A scalp lesion is cleaned with 70% alcohol or with 1% cetrimide; infected stumps and scales are removed by scraping with a scalpel. The hairs are cleaned in potassium hydroxide in the same way as skin scales. Examination under the microscope reveals spores on the outside of the hair roots, and mycelia inside the hair substance. The species of fungus responsible may be established by culture on Sabouraud’s glucose-agar.

Wood’s light

A Wood’s light lamp emits long-wave ultraviolet light at a peak of 360 nm. Wood’s light examination is performed in a darkened room and is useful to identify the fluorescence of fungi and corynebacterial infection (erythrasma), elevated porphyrins in urine or in the localization of pigmentary abnormalities.

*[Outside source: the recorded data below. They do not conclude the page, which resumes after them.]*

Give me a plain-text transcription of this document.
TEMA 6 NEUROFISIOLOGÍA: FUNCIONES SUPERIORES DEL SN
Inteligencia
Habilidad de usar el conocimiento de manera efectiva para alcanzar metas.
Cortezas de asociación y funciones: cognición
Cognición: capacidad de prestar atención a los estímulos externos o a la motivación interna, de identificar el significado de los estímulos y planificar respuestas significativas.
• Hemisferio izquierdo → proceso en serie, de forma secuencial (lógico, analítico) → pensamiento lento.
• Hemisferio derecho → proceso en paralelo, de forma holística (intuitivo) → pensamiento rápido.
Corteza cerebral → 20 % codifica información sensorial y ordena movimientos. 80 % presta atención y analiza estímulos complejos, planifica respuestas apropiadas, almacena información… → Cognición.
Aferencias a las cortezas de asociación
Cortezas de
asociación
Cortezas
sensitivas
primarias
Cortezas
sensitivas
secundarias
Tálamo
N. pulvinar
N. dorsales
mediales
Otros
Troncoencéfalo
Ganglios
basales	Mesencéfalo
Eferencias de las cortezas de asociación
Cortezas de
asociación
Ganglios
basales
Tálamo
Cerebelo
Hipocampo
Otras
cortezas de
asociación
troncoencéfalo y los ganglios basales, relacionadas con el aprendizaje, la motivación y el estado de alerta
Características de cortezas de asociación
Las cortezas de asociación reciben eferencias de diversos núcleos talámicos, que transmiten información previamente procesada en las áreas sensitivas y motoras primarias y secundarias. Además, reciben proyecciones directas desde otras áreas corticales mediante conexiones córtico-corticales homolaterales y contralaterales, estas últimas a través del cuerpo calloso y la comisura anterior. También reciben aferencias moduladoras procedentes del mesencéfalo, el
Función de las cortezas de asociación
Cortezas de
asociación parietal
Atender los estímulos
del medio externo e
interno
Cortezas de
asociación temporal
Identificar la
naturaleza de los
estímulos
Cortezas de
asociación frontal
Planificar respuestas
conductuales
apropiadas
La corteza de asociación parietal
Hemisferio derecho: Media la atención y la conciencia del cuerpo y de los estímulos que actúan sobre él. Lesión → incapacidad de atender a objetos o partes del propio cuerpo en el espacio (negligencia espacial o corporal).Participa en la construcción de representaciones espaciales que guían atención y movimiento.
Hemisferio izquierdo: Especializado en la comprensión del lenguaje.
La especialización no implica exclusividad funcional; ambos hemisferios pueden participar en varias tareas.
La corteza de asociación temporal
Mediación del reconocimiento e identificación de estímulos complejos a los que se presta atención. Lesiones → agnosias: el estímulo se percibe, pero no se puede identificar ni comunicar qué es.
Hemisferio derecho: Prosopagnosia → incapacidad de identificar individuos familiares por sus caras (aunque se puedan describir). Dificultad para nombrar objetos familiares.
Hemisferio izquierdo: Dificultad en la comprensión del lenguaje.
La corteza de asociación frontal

Contact allergy patch testing

This is an important and valuable tool for the diagnosis of suspected allergic dermatitis due to contact (contact dermatitis). The formulation of the allergens is critical, and various standard contact allergen test batteries have been developed in different countries and clinics to include the commonest culprits. Patch testing is simple, but the results are not always easy to interpret. Allergens are placed in shallow aluminium 1-cm² wells and applied in strips to the patient’s back for 48 hours for initial reading and a second reading at 96 hours. This ensures that any delayed-type hypersensitivity (e.g. Coomb’s type IV reaction to an allergen) can be identified.

Skin biopsy

Biopsy of the skin is used not only for the excision of benign and malignant tumours but also to identify the nature of reactive and/or inflammatory lesions. Punch biopsy (Figs 15.31 and 15.32) is popular because of its convenience and results in minimal scarring. The biopsy can be studied by conventional histology, often supplemented by immunofluorescence, and sometimes immunohistochemistry or molecular biology, to identify specific proteins or genetic abnormalities. Skin biopsy of fresh tissue can be sent for the microbiology of unusual infections and is increasingly used in diagnosis and in assessing the progress of skin diseases.

Figure 15.31 Disposable punch skin biopsy, especially useful where minimal scarring is desirable.

Figure 15.32 4-mm punch diagnostic biopsy.